Despite similarities, the analogy has a critical limit. Fuzzing was a tool for specialists, requiring deep technical expertise to configure and interpret results. AI-driven vulnerability discovery, on the other hand, works with just a prompt—anyone can attempt to find bugs. This creates a troubling asymmetry: attackers no longer need technical sophistication to exploit code, while robust defenses still demand engineers to read, evaluate, and act on AI findings. The human cost of finding bugs may approach zero, but fixing them remains labor-intensive. Additionally, AI models can generate many false positives or miss context-dependent flaws that a human expert would catch. Thus, while both waves share the theme of automation, AI's ease of use amplifies the challenge for defenders.

Is AI better at finding bugs than fixing them?

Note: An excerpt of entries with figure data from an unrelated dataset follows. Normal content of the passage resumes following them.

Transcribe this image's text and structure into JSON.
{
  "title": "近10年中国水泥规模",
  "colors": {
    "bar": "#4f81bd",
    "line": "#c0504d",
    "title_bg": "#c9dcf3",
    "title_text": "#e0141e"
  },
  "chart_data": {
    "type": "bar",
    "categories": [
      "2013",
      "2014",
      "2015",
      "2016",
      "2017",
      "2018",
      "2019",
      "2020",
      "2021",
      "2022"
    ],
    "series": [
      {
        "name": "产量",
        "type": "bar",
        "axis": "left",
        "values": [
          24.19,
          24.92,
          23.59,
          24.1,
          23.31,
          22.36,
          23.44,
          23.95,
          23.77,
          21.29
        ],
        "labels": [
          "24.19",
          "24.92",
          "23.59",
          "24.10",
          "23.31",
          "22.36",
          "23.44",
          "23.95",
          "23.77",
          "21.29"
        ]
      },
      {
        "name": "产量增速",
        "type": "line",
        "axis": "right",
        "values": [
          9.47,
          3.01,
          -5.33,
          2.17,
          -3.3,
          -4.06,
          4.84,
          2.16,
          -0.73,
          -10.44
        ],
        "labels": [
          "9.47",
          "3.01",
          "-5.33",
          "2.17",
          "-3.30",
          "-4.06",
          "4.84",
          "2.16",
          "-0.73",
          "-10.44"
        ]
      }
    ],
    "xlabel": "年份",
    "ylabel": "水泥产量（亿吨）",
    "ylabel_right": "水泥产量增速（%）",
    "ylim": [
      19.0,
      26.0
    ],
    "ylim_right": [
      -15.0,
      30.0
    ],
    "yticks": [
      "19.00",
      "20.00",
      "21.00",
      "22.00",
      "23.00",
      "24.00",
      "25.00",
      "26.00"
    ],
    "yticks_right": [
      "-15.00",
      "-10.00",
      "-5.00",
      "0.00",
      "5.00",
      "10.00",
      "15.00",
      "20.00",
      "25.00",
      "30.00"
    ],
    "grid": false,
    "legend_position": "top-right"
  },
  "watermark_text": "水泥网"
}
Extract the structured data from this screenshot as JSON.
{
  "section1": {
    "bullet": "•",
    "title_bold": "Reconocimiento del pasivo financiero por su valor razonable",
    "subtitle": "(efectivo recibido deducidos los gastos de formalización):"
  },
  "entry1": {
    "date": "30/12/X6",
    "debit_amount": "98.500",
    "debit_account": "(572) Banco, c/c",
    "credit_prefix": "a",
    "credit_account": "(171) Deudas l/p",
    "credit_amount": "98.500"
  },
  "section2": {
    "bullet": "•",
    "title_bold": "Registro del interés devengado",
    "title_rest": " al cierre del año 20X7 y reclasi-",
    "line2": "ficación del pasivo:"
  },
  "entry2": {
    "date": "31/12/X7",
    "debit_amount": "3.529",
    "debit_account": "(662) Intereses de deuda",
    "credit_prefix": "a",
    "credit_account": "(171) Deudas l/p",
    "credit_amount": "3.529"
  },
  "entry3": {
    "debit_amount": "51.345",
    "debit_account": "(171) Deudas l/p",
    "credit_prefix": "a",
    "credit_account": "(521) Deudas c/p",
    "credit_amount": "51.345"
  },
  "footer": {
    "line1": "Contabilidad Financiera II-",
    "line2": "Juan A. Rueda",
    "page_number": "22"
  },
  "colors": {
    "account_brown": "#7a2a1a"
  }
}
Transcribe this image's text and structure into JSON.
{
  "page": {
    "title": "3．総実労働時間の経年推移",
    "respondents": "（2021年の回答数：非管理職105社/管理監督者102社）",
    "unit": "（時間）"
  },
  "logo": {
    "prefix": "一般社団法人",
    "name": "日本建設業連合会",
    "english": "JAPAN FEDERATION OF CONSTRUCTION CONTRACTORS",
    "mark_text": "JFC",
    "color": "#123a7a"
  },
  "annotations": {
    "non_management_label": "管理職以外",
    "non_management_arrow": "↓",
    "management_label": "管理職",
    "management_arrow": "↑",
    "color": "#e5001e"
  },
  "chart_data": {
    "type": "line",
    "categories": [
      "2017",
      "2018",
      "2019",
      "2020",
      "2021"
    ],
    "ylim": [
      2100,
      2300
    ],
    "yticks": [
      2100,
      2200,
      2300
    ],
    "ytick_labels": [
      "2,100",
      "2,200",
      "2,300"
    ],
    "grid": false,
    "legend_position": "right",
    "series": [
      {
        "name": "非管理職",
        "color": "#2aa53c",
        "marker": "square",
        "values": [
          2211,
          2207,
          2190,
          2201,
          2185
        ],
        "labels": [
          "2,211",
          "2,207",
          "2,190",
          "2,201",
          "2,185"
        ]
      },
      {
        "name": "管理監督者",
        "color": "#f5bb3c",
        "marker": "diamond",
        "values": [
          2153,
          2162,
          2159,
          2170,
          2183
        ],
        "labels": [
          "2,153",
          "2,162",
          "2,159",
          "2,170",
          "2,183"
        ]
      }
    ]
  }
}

Current evidence suggests that AI excels at vulnerability discovery but falls short when it comes to remediation. As Peter Gutmann noted in his book Engineering Security (2014), many security technologies are “secure” only because no one examined them. AI makes examination cheap and fast, but fixing the uncovered issues still requires human expertise. In the open source ecosystem, where much commercial software relies on small teams or volunteers, the burden of patching can be overwhelming. While AI can generate code suggestions or even automated patches, the nuanced understanding needed to ensure a fix doesn't break functionality remains a human domain. Until AI can both find and fix bugs with equal proficiency, the security community must invest in bridging the gap between discovery and remediation.

What are the implications of cheap bug discovery for open source software?

Open source software forms the backbone of modern commercial applications, but it is often maintained by small teams, part-time contributors, or individual volunteers with no dedicated security resources. The advent of cheap, AI-driven bug discovery means that these projects are now under unprecedented scrutiny—both from benevolent researchers and malicious actors. A single vulnerability in a widely used open source library can ripple across thousands of downstream products. The implication is clear: the security community must acknowledge that finding bugs is no longer the bottleneck; fixing them is. This calls for better coordination, automated patch generation, and increased support for maintainers. Without such measures, the low cost of discovery could lead to a flood of unpatched flaws, undermining trust in the digital infrastructure.